Akşam olup hava kararınca dağların ardından küçük bir eve gelmiş. Kapısını çalmış, açan olmamış. Cesaretini toplayıp içeri girmiş. İçeride üzeri yenmeye hazır yiyeceklerle dolu yedi küçük tabağın bulunduğu yedi küçük sandalye ile uzun bir masa varmış. Duvarın dibinde de yedi yatak diziliymiş. Beklemiş, beklemiş ama kimsecikler gelmemiş. Çok aç ve çok yorgun olduğu için daha fazla bekleyememiş ve her tabaktan bir kaşık yemek almış, yedi yataktan yedincisine yatıp uykuya dalmış. Biraz sonra evin sahipleri eve dönmüşler. Dağların derinliklerinde bulunan bir gümüş madeninde çalışan yedi cücelermiş bunlar. Pamuk prensesi görünce, ‘’Ne kadar güzel bir kız!’’ demişler.
عصر که هوا تاریک شد به خانه کوچکی در پشت کوه رسید. در خانه را زد، اما کسی در را باز نکرد. جراتش را جمع کرد و وارد شد. داخل یک میز دراز با هفت صندلی کوچک و هفت بشقاب کوچک پر از غذای آماده خوردن بود. پای دیوار هفت تخت بود. منتظر ماند و منتظر ماند، اما کسی نیامد. چون خیلی گرسنه بود و خیلی خسته بود، دیگر نمی توانست صبر کند و از هر بشقاب یک قاشق غذا برداشت و روی هفتمین تخت از هفت تخت دراز کشید و خوابش برد. پس از مدتی صاحبان خانه به خانه بازگشتند. آنها هفت کوتوله بودند که در معدن نقره در اعماق کوه کار می کردند. وقتی سفید برفی را دیدند گفتند: چه دختر زیبایی!
Sabah olup uyandığında Pamuk Prenses cüceleri görünce önce çok korkmuş. Ama kısa bir süre sonra onlardan bir kötülük gelmeyeceğini, onların çok iyi insanlar olduklarını anlamış. Yedi cüceler Pamuk Prensesten, evlerini çekıp çevirmesini istemişler. O da hemen kabul etmiş. ‘’Hoşçakal!’’ demişler yedi cüceler işe giderken. Pamuk Prensesi çok sevdiği için de, ona ‘’Kapıyı kimseye açma!

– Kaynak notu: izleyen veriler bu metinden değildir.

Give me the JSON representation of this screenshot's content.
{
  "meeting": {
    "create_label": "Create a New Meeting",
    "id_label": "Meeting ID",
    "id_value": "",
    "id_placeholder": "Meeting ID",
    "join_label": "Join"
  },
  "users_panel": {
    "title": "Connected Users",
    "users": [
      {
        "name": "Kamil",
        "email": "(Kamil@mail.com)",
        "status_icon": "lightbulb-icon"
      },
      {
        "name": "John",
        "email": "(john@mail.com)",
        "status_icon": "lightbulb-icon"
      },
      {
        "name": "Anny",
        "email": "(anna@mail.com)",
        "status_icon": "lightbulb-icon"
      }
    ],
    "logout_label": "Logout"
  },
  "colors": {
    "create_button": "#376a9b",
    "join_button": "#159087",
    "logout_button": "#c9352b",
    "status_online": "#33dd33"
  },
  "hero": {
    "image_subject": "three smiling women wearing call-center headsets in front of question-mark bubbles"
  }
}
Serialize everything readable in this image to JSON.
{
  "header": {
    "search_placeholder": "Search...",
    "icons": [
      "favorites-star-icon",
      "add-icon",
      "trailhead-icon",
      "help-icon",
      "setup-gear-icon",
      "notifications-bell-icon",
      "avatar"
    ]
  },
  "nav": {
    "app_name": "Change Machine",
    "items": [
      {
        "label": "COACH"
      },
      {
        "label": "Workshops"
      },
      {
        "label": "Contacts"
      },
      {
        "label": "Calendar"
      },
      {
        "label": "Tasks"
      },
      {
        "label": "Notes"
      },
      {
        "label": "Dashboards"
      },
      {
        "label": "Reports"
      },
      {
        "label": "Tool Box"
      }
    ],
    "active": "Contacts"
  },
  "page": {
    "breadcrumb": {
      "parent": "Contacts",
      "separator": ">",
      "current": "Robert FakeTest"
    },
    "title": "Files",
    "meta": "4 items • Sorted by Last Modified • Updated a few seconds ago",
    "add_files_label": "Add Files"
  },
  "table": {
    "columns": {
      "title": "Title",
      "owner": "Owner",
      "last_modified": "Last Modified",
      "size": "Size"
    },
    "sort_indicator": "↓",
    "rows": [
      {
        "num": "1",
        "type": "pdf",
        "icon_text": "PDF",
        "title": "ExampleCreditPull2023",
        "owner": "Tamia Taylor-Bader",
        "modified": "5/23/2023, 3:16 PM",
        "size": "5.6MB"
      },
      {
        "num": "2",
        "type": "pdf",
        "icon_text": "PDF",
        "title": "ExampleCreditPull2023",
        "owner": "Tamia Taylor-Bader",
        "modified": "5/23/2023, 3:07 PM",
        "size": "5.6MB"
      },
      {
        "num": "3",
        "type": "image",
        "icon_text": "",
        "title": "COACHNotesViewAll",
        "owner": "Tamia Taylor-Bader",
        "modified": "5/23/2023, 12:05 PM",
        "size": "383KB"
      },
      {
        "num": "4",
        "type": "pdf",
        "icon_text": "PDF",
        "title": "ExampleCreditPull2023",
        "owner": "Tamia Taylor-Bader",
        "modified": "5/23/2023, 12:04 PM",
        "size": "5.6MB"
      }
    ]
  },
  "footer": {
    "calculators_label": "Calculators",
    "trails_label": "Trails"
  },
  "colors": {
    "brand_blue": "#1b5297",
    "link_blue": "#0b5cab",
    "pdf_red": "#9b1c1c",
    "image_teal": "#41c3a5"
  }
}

Eğer üvey annen burada olduğunu öğrenirse seni tekrar öldürmeye kalkar sonra!’’ demişler.
صبح که از خواب بیدار شد، سفید برفی کوتوله ها را دید و در ابتدا ترسید. اما او بعد از مدتی متوجه شد که هیچ چیز بدی از آنها به او نخواهد رسید، فهمید آنها افراد بسیار خوبی هستند. هفت کوتوله از سفید برفی خواستند تا خانه آنها را بچرخاند. او بلافاصله پذیرفت. هفت کوتوله حین رفتن به محل کار گفتند: “خداحافظ!” از آنجایی که سفید برفی را خیلی دوست داشتند، به او گفتند: «در را به روی کسی باز نکن! اگر نامادریت بفهمد تو اینجا هستی، دوباره سعی می کند تو را بکشد!»
Kıraliçe bir gün aynasının karşısına geçmiş ve ‘’Ayna ayna güzel ayna, var mı benden daha güzeli buralarda?’’ diye sormuş. ‘’Güzelsin kıraliçem. Buraların en güzeli sensin. Ama ne var ki yüksek dağların ardında, cücelerin küçük şirin evindeki Pamuk Prenses dünyalar güzeli!’’ demiş. Kıraliçe o kadar sinirlenmiş ki ne yapacağını şaşırmış. Hemen bir sepet dolusu kırmızı elmayı almış ve Pamuk Prensesin bulunduğu eve gelmiş. Pamuk Prensesin kapısını çalıp ona kırmızı elmalardan ikram etmiş. Bu kırmızı ve zehirli elma, Pamuk Prensesin boğazına takılmış kalmış ve Pamuk Prenses oraca yığılıp kalmış. Kıraliçe koşa koşa saraya gitmiş. Ertesi gün aynaya kimin en güzel olduğunu sorduğunda ayna ‘’Sizsiniz kraliçem.’’ deyince dünyalar onun olmuş. Cüceler kulübeye geldiklerinde Pamuk Prensesin yerde yatan halini görmüşler ve hiçbiri onu uyandıramamış.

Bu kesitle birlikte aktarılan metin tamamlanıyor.